Si Matisse avait fait de la bande dessinée, il aurait pu donner En silence d'Audrey Spiry. Egalement influencée par Gauguin, la dessinatrice apparaît comme une virtuose de la couleur dans un premier album qui retrace, au prisme révélateur d'une épique journée de canyoning, les étapes de la prise de conscience d'une jeune femme malheureuse en amour. Vives, chatoyantes et même violentes, tour à tour compressées et déployées, entraînées dans un mouvement qui donne le tournis, ses teintes sont souvent portées jusqu'à saturation. Mais cet excès traduit bien l'anxiété qui accompagne le lecteur de la première à la - presque - dernière page de ce récit d'une rupture annoncée, à la construction parfaitement maîtrisée.
Audrey Spiry donne à ressentir dès les premières cases le malaise qui mine souterrainement, "en silence", le couple formé par Juliette, une étudiante de 25 ans en fin d'études, et Luis, 33 ans. Celui-ci, qui travaille dans le cinéma, pèche par un narcissisme exacerbé. En vacances sur une île indéterminée, les voilà s'équipant sur les conseils de Yann, leur guide baba à l'inévitable combi Volkswagen, pour une expédition forcément marquante à laquelle participe également une petite famille de sportifs émérites : Gilles, Erika et leurs petites filles, Margot et Lena.
Sautant, nageant, barbotant, ils vont descendre le cours d'eau en se laissant dériver de cascades en bassins, oscillant d'un rocher à l'autre entre frissons de peur et de plaisir. Mais, ballottée, Juliette l'est plus encore que ses compagnons. Troublée, sous tension, elle s'abandonne très vite à l'élément liquide comme au divan d'un psychanalyste, entamant à la marge du petit groupe une sorte de parcours initiatique. "L'eau est tellement vive que j'ai l'impression qu'elle me parle", lâche-t-elle.

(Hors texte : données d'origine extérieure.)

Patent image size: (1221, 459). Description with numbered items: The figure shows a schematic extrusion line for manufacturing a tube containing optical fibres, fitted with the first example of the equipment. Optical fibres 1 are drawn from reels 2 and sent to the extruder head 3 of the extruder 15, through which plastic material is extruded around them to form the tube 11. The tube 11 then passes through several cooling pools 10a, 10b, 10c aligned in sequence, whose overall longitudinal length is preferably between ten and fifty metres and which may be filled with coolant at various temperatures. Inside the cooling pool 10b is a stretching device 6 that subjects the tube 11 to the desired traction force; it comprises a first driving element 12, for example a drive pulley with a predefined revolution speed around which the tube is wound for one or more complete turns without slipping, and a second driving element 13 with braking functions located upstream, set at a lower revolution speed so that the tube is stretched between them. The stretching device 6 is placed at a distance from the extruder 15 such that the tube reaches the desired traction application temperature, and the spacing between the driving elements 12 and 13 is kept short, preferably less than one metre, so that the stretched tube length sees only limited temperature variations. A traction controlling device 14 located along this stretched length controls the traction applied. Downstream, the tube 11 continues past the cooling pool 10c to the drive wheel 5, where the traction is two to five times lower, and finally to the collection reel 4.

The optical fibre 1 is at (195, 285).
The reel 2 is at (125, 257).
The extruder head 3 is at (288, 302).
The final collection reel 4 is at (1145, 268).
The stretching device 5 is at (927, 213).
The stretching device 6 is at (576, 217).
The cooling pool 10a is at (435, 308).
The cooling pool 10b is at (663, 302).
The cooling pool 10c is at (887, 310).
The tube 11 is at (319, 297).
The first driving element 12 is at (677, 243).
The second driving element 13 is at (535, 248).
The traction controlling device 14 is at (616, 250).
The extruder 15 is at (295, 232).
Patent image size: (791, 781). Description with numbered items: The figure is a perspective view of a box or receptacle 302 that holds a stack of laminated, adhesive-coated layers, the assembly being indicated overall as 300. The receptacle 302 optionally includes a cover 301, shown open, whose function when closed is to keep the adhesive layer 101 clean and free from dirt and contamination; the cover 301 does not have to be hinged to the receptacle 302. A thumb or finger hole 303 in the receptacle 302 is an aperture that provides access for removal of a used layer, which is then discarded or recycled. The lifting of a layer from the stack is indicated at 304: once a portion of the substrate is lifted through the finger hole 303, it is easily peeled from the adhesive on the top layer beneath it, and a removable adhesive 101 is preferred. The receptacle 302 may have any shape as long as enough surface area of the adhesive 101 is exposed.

Tantôt attirée vers des grottes sombres à l'eau glacée, ou projetée dans des rapides ; parvenant parfois difficilement à ne pas perdre pied, la jeune femme revit au fil du courant et des défis qu'elle doit relever des souvenirs mitigés avec Luis. Ses émotions sont encore renforcées par la relation qu'elle noue avec l'une des deux fillettes, la très attachante Lena, avec laquelle elle traverse l'une des épreuves de la journée. Confrontée tout à la fois aux manifestations incontrôlées de la nature, à celles plus innocentes de l'enfance, au rôle ambivalent de la famille et aux enjeux du couple, Juliette émerge enfin avec une identité propre, la tête hors de l'eau.